Founder’s Story - Selma Nouri

The Founder of RISE, Selma Nouri, pictured to the right of John Legere, the Chief Executive Officer of T-Mobile, at the T-Mobile Changemakers Conference in Seattle, Washington.

The Founder of RISE, Selma Nouri, pictured to the right of John Legere, the Chief Executive Officer of T-Mobile, at the T-Mobile Changemakers Conference in Seattle, Washington.

It all began with a photo. After seeing an image of Alan Kurdi, the three-year-old Syrian refugee, whose lifeless body was found washed up on the Turkish shore, I knew that I had to do something to ease the suffering of the refugee population.

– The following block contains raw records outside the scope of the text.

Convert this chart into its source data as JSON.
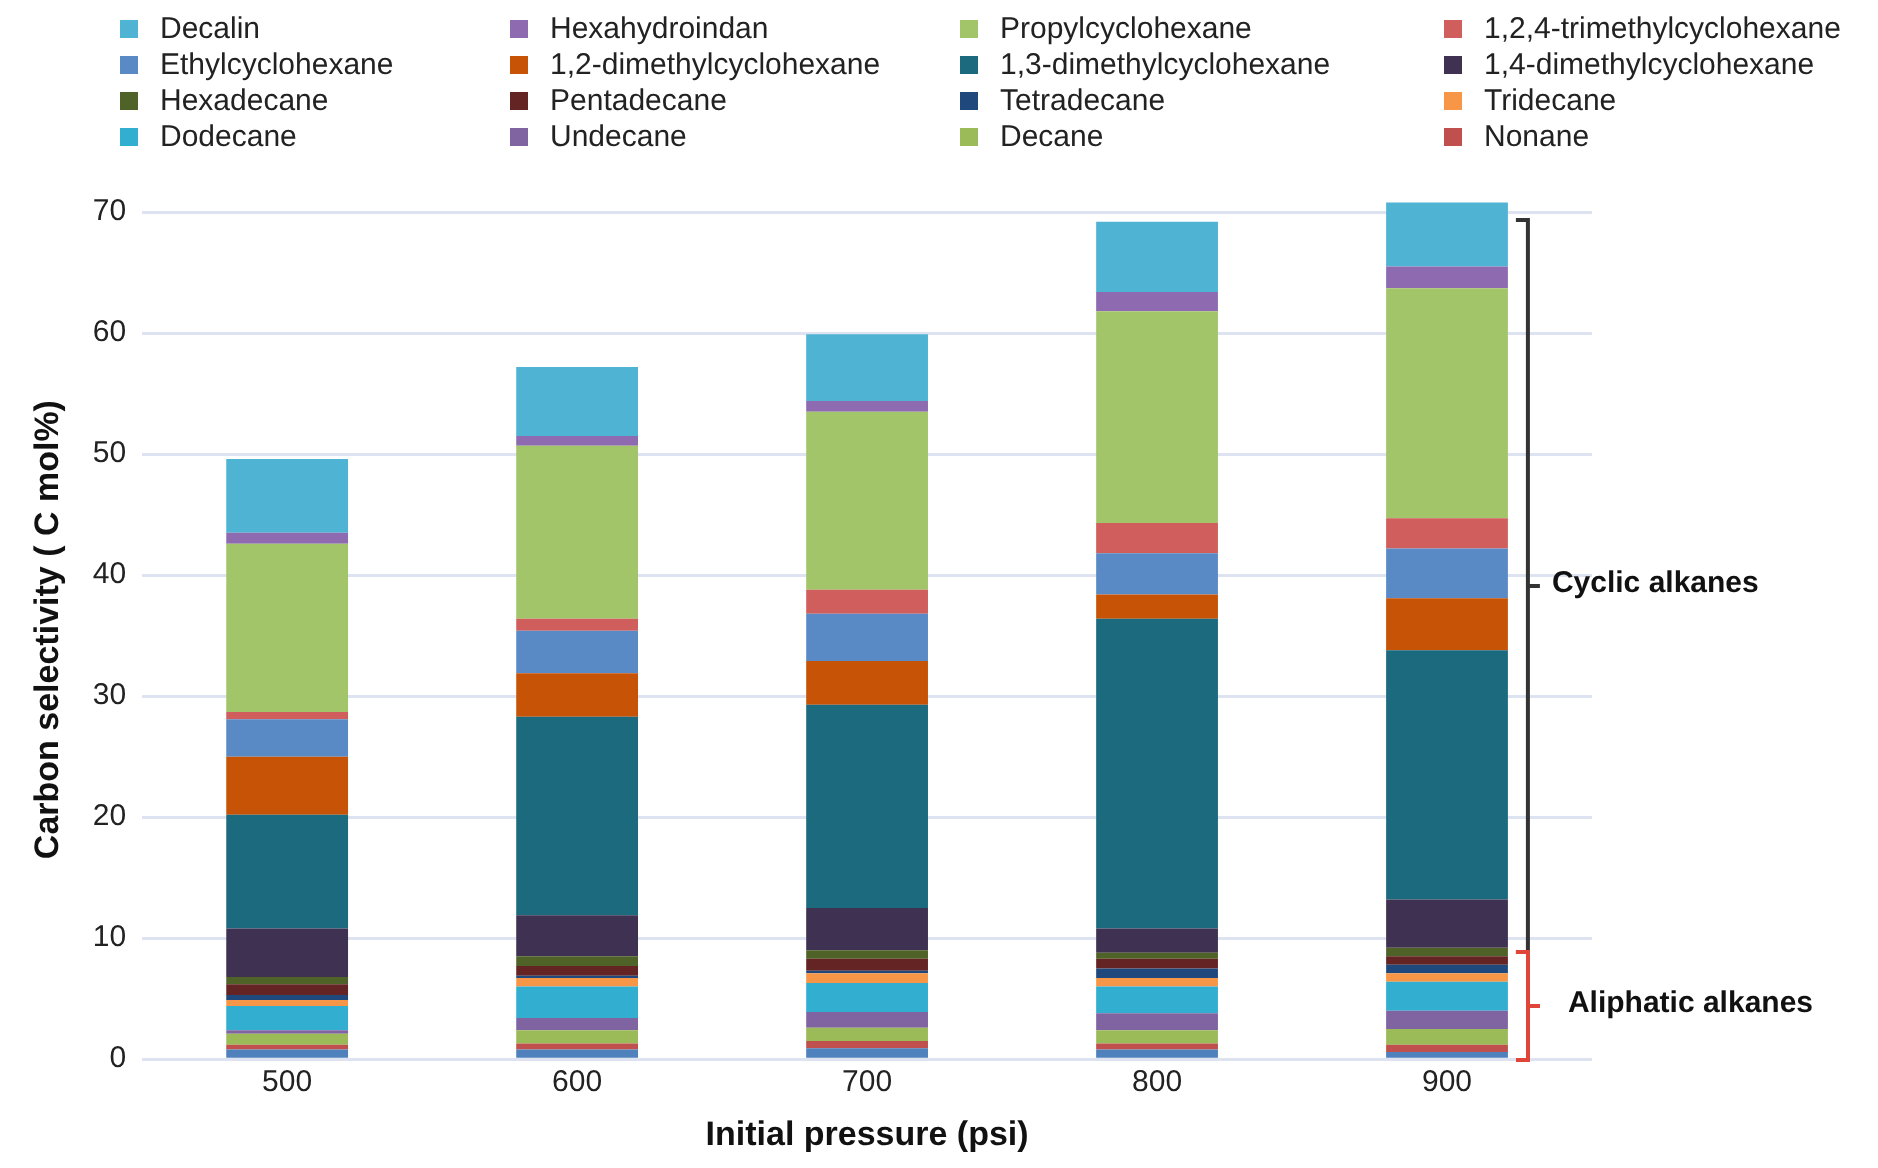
{
  "chart_data": {
    "type": "bar",
    "stacked": true,
    "xlabel": "Initial pressure (psi)",
    "ylabel": "Carbon selectivity ( C mol%)",
    "categories": [
      "500",
      "600",
      "700",
      "800",
      "900"
    ],
    "ylim": [
      0,
      71
    ],
    "yticks": [
      0,
      10,
      20,
      30,
      40,
      50,
      60,
      70
    ],
    "grid": "y",
    "legend": "top",
    "annotations": [
      "Cyclic alkanes",
      "Aliphatic alkanes"
    ],
    "series": [
      {
        "color": "#4f81bd",
        "values": [
          0.8,
          0.8,
          0.9,
          0.8,
          0.6
        ]
      },
      {
        "name": "Nonane",
        "color": "#c0504d",
        "values": [
          0.4,
          0.5,
          0.6,
          0.5,
          0.6
        ]
      },
      {
        "name": "Decane",
        "color": "#9bbb59",
        "values": [
          0.9,
          1.1,
          1.1,
          1.1,
          1.3
        ]
      },
      {
        "name": "Undecane",
        "color": "#8064a2",
        "values": [
          0.3,
          1.0,
          1.3,
          1.4,
          1.5
        ]
      },
      {
        "name": "Dodecane",
        "color": "#31aed0",
        "values": [
          2.0,
          2.6,
          2.4,
          2.2,
          2.4
        ]
      },
      {
        "name": "Tridecane",
        "color": "#f79646",
        "values": [
          0.5,
          0.7,
          0.8,
          0.7,
          0.7
        ]
      },
      {
        "name": "Tetradecane",
        "color": "#1f497d",
        "values": [
          0.4,
          0.2,
          0.2,
          0.8,
          0.7
        ]
      },
      {
        "name": "Pentadecane",
        "color": "#632423",
        "values": [
          0.9,
          0.8,
          1.0,
          0.8,
          0.7
        ]
      },
      {
        "name": "Hexadecane",
        "color": "#4f6228",
        "values": [
          0.6,
          0.8,
          0.7,
          0.5,
          0.7
        ]
      },
      {
        "name": "1,4-dimethylcyclohexane",
        "color": "#3f3151",
        "values": [
          4.0,
          3.4,
          3.5,
          2.0,
          4.0
        ]
      },
      {
        "name": "1,3-dimethylcyclohexane",
        "color": "#1b6a7e",
        "values": [
          9.4,
          16.4,
          16.8,
          25.6,
          20.6
        ]
      },
      {
        "name": "1,2-dimethylcyclohexane",
        "color": "#c65306",
        "values": [
          4.8,
          3.6,
          3.6,
          2.0,
          4.3
        ]
      },
      {
        "name": "Ethylcyclohexane",
        "color": "#5a8ac6",
        "values": [
          3.1,
          3.5,
          3.9,
          3.4,
          4.1
        ]
      },
      {
        "name": "1,2,4-trimethylcyclohexane",
        "color": "#d05e5c",
        "values": [
          0.6,
          1.0,
          2.0,
          2.5,
          2.5
        ]
      },
      {
        "name": "Propylcyclohexane",
        "color": "#a3c56a",
        "values": [
          13.9,
          14.3,
          14.7,
          17.5,
          19.0
        ]
      },
      {
        "name": "Hexahydroindan",
        "color": "#8e6bb0",
        "values": [
          0.9,
          0.8,
          0.9,
          1.6,
          1.8
        ]
      },
      {
        "name": "Decalin",
        "color": "#4fb3d3",
        "values": [
          6.1,
          5.7,
          5.5,
          5.8,
          5.3
        ]
      }
    ]
  }
}
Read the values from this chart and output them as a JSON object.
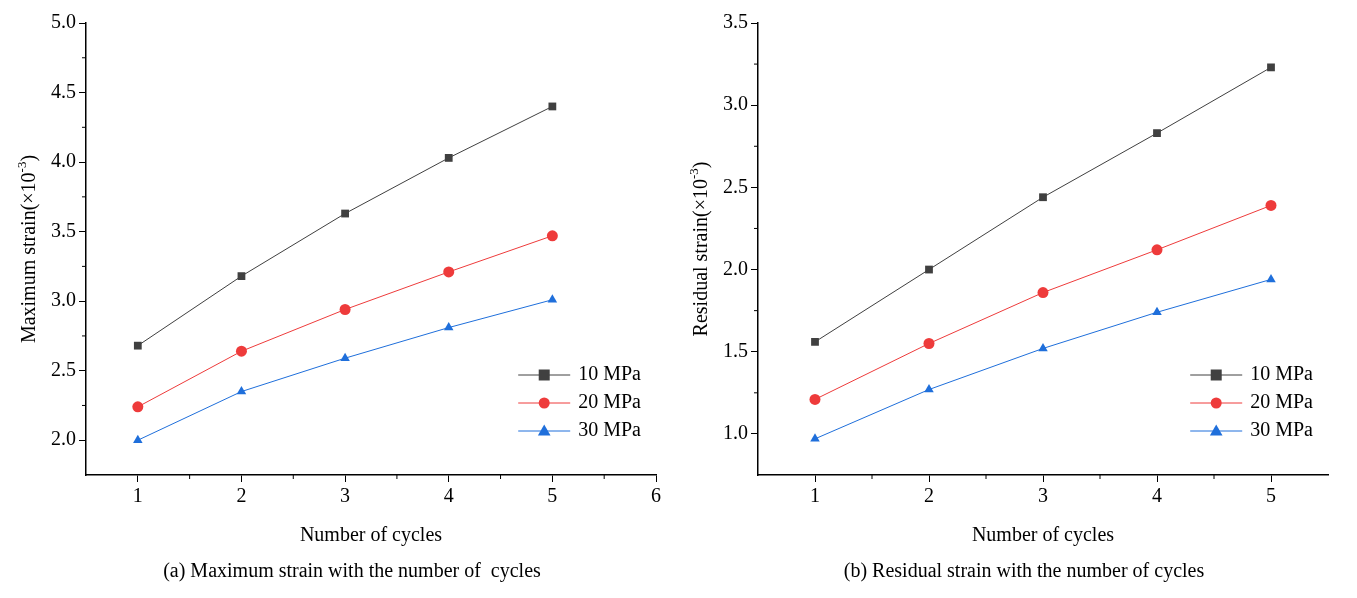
{
  "chart_data": [
    {
      "type": "line",
      "title": "(a) Maximum strain with the number of  cycles",
      "xlabel": "Number of cycles",
      "ylabel": "Maximum strain(×10$^{-3}$)",
      "x": [
        1,
        2,
        3,
        4,
        5
      ],
      "xlim": [
        0.5,
        6
      ],
      "xticks": [
        1,
        2,
        3,
        4,
        5,
        6
      ],
      "ylim": [
        1.75,
        5.0
      ],
      "yticks": [
        {
          "value": 2.0,
          "label": "2.0"
        },
        2.5,
        {
          "value": 3.0,
          "label": "3.0"
        },
        3.5,
        {
          "value": 4.0,
          "label": "4.0"
        },
        4.5,
        {
          "value": 5.0,
          "label": "5.0"
        }
      ],
      "grid": false,
      "legend": "bottom right",
      "series": [
        {
          "name": "10 MPa",
          "color": "#404040",
          "marker": "square",
          "values": [
            2.68,
            3.18,
            3.63,
            4.03,
            4.4
          ]
        },
        {
          "name": "20 MPa",
          "color": "#ee3b3b",
          "marker": "circle",
          "values": [
            2.24,
            2.64,
            2.94,
            3.21,
            3.47
          ]
        },
        {
          "name": "30 MPa",
          "color": "#1f6fdb",
          "marker": "triangle",
          "values": [
            2.0,
            2.35,
            2.59,
            2.81,
            3.01
          ]
        }
      ]
    },
    {
      "type": "line",
      "title": "(b) Residual strain with the number of cycles",
      "xlabel": "Number of cycles",
      "ylabel": "Residual strain(×10$^{-3}$)",
      "x": [
        1,
        2,
        3,
        4,
        5
      ],
      "xlim": [
        0.5,
        5.5
      ],
      "xticks": [
        1,
        2,
        3,
        4,
        5
      ],
      "ylim": [
        0.75,
        3.5
      ],
      "yticks": [
        {
          "value": 1.0,
          "label": "1.0"
        },
        1.5,
        {
          "value": 2.0,
          "label": "2.0"
        },
        2.5,
        {
          "value": 3.0,
          "label": "3.0"
        },
        3.5
      ],
      "grid": false,
      "legend": "bottom right",
      "series": [
        {
          "name": "10 MPa",
          "color": "#404040",
          "marker": "square",
          "values": [
            1.56,
            2.0,
            2.44,
            2.83,
            3.23
          ]
        },
        {
          "name": "20 MPa",
          "color": "#ee3b3b",
          "marker": "circle",
          "values": [
            1.21,
            1.55,
            1.86,
            2.12,
            2.39
          ]
        },
        {
          "name": "30 MPa",
          "color": "#1f6fdb",
          "marker": "triangle",
          "values": [
            0.97,
            1.27,
            1.52,
            1.74,
            1.94
          ]
        }
      ]
    }
  ]
}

I had already been involved with the refugee community in my hometown, founding a Community Migrant group at my local library and hosting multiple donation fundraisers for the incoming refugees in my community. However, it was after writing a refugee health research paper, under the sponsorship of a public health professor at the University of Maryland, that I learned of the grave refugee mental health crisis in camps across Europe and the Middle East and realized that I was able to contribute to the support effort. For as long as I can remember, I have been enamored by music. The sound of a raspy voice and the pluck of bass guitar string never fail to draw me away from my realities and serve as an escape during moments of anger or grief. Music has shaped the person that I am today and has become my relentless passion, constantly drawing a sense of hope when my world can feel small. Refugees deserve to feel the hope and escape that I feel when singing and listening to music. This is why I established RISE, a nonprofit that delivers creative supplies and passion projects to refugee camps in order to instill passion and hope in the lives of those who have been stripped of it all and to alleviate the high rates of mental illness across refugee camps.

Although there is nothing we can do to bring back the innocent life of Alan Kurdi, we can save those who have been forgotten, left trapped in grim refugee camps with little means to survive. Children as young as ten years old are attempting suicide in refugee camps, and thousands of adults have been diagnosed with severe depressive disorder. Through RISE, I hope that we can curb the fatalities and rise in mental illness by establishing hope and humanity through passion and skill. Although the lives of refugees are constantly overwhelmed by grief and misfortune, through RISE, I believe that we can remind them that they have not lost everything.